Un adolescent fauché pendant ses dernières heures de stage
L'adolescent de 15 ans était l'aîné d'une fratrie de cinq enfants. Mardi 21 avril, quelque 200 personnes ont assisté à ses funérailles dans l'église de Laudun-l'Ardoise, escortées par des motocross pilotés par des amis de l'adolescent. Sa mère, auxiliaire de vie, a lancé un ultime "Allez bonhomme, allez mon cœur !" à son fils défunt devant l'assemblée en larmes.
Sa famille le décrit comme "un ado un peu foufou et drôle, qui aimait bien la vie". Son père, maçon de profession, a tenu à se montrer présent pour ses proches tout en portant sa douleur publiquement.
Le père accuse l'école : qui était responsable de Calvin ?
Le père de Calvin pointe directement la responsabilité du lycée professionnel privé Sainte-Marie, où son fils était scolarisé. La question centrale est celle de l'encadrement durant ces courtes immersions professionnelles, souvent organisées dans des environnements industriels potentiellement dangereux.
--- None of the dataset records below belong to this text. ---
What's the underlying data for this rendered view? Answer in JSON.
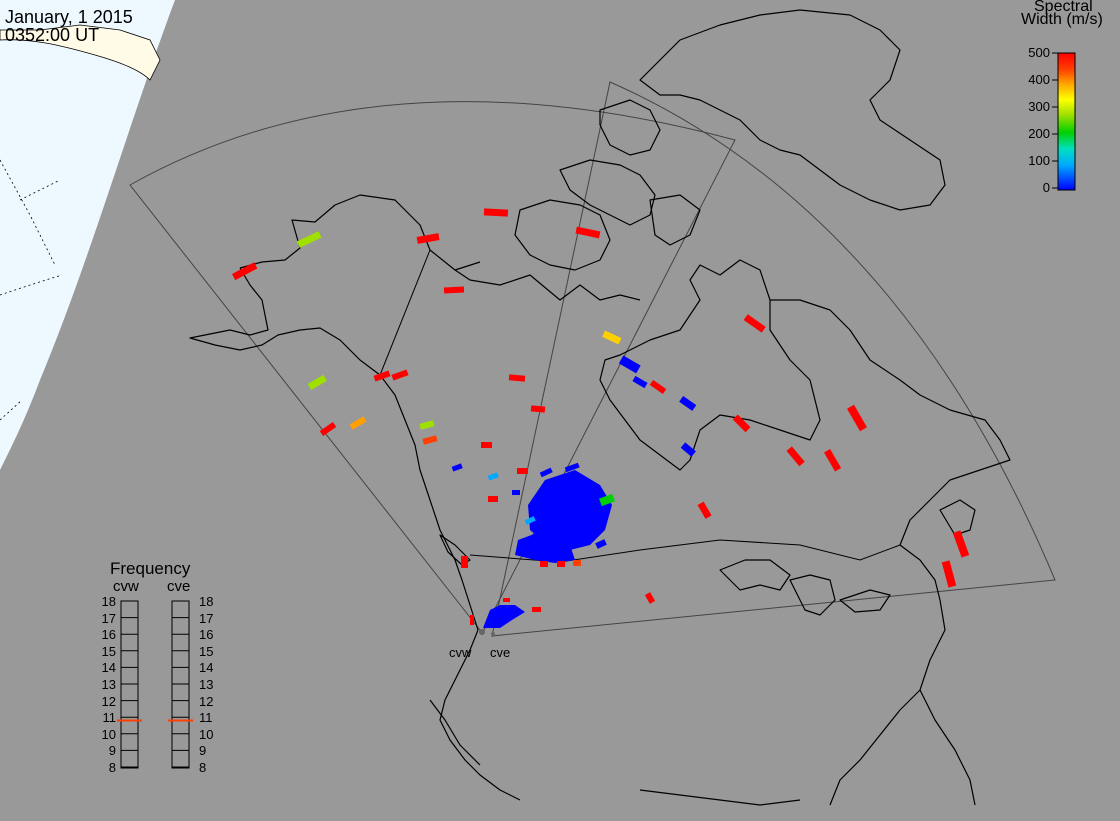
{
  "header": {
    "date": "January, 1 2015",
    "time": "0352:00 UT"
  },
  "colorbar": {
    "title_line1": "Spectral",
    "title_line2": "Width (m/s)",
    "ticks": [
      "500",
      "400",
      "300",
      "200",
      "100",
      "0"
    ],
    "range": [
      0,
      500
    ],
    "colormap": [
      "#0000ff",
      "#00a8ff",
      "#00e0c0",
      "#00d000",
      "#a0e000",
      "#ffff00",
      "#ffa000",
      "#ff4000",
      "#ff0000"
    ]
  },
  "frequency_panel": {
    "title": "Frequency",
    "left_label": "cvw",
    "right_label": "cve",
    "ticks": [
      "18",
      "17",
      "16",
      "15",
      "14",
      "13",
      "12",
      "11",
      "10",
      "9",
      "8"
    ],
    "range_mhz": [
      8,
      18
    ],
    "cvw_value": 10.8,
    "cve_value": 10.8,
    "marker_color": "#ff4000"
  },
  "radars": [
    {
      "label": "cvw"
    },
    {
      "label": "cve"
    }
  ],
  "colors": {
    "background": "#999999",
    "land_outline": "#000000",
    "fov": "#555555",
    "ocean_day": "#eef8ff",
    "land_day": "#fffbe6"
  }
}
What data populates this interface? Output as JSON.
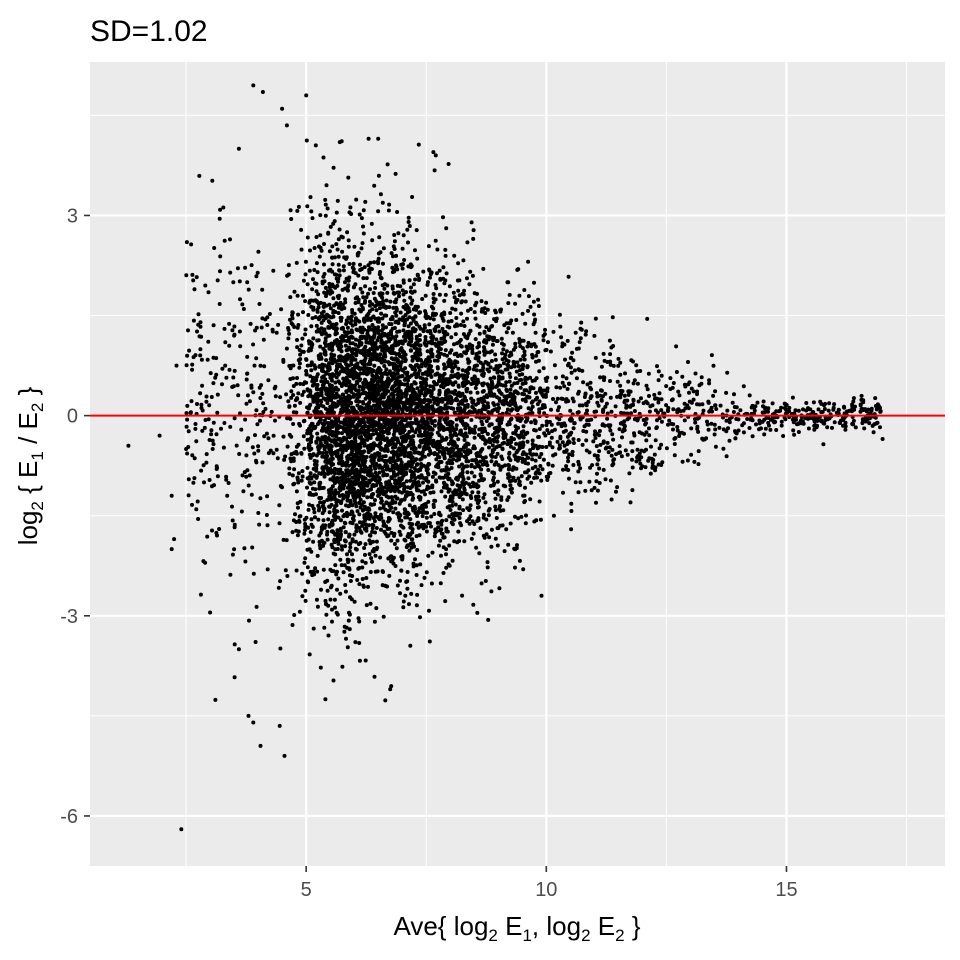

Ces "classes pro" accueillent des jeunes en situation de décrochage scolaire, parfois sans formation préalable aux risques du monde du travail. La présence d'engins tels que des chariots élévateurs dans les entreprises de matériaux de construction constitue pourtant un danger bien identifié par les règles de sécurité au travail.
Ce type de drame n'est malheureusement pas isolé. En France, des accidents mortels impliquant des stagiaires mineurs ont déjà été recensés ces dernières années, soulevant à chaque fois les mêmes interrogations sur le cadre légal et le suivi effectif de ces jeunes sur le terrain. Ce drame rappelle d'autres faits divers bouleversants, comme l'affaire de Reims où un jeune de 18 ans s'est retrouvé impliqué dans un meurtre, des situations qui interrogent sur la vulnérabilité des adolescents dans des contextes non sécurisés.
Une enquête ouverte, des questions sans réponse
Les circonstances exactes de l'accident font l'objet d'une enquête judiciaire. Comment Calvin s'est-il retrouvé à portée d'un chariot élévateur en fonctionnement ? Qui supervisait son activité au moment du drame ? Ces questions restent pour l'heure sans réponse officielle.
La famille attend des explications et demande des comptes à l'établissement scolaire. Le lycée Sainte-Marie de Bagnols-sur-Cèze n'a pas encore fait de déclaration publique détaillée sur les conditions du stage et le niveau de surveillance assuré.
L'affaire s'inscrit dans une actualité des faits divers qui touche régulièrement des jeunes dans des situations de vulnérabilité, comme en témoigne également l'enquête ouverte à Toulouse après la découverte macabre d'un squelette dans un appartement. La mort de Calvin pose avec urgence la question du cadre réglementaire encadrant les stages des mineurs en milieu professionnel, notamment dans les secteurs à risques.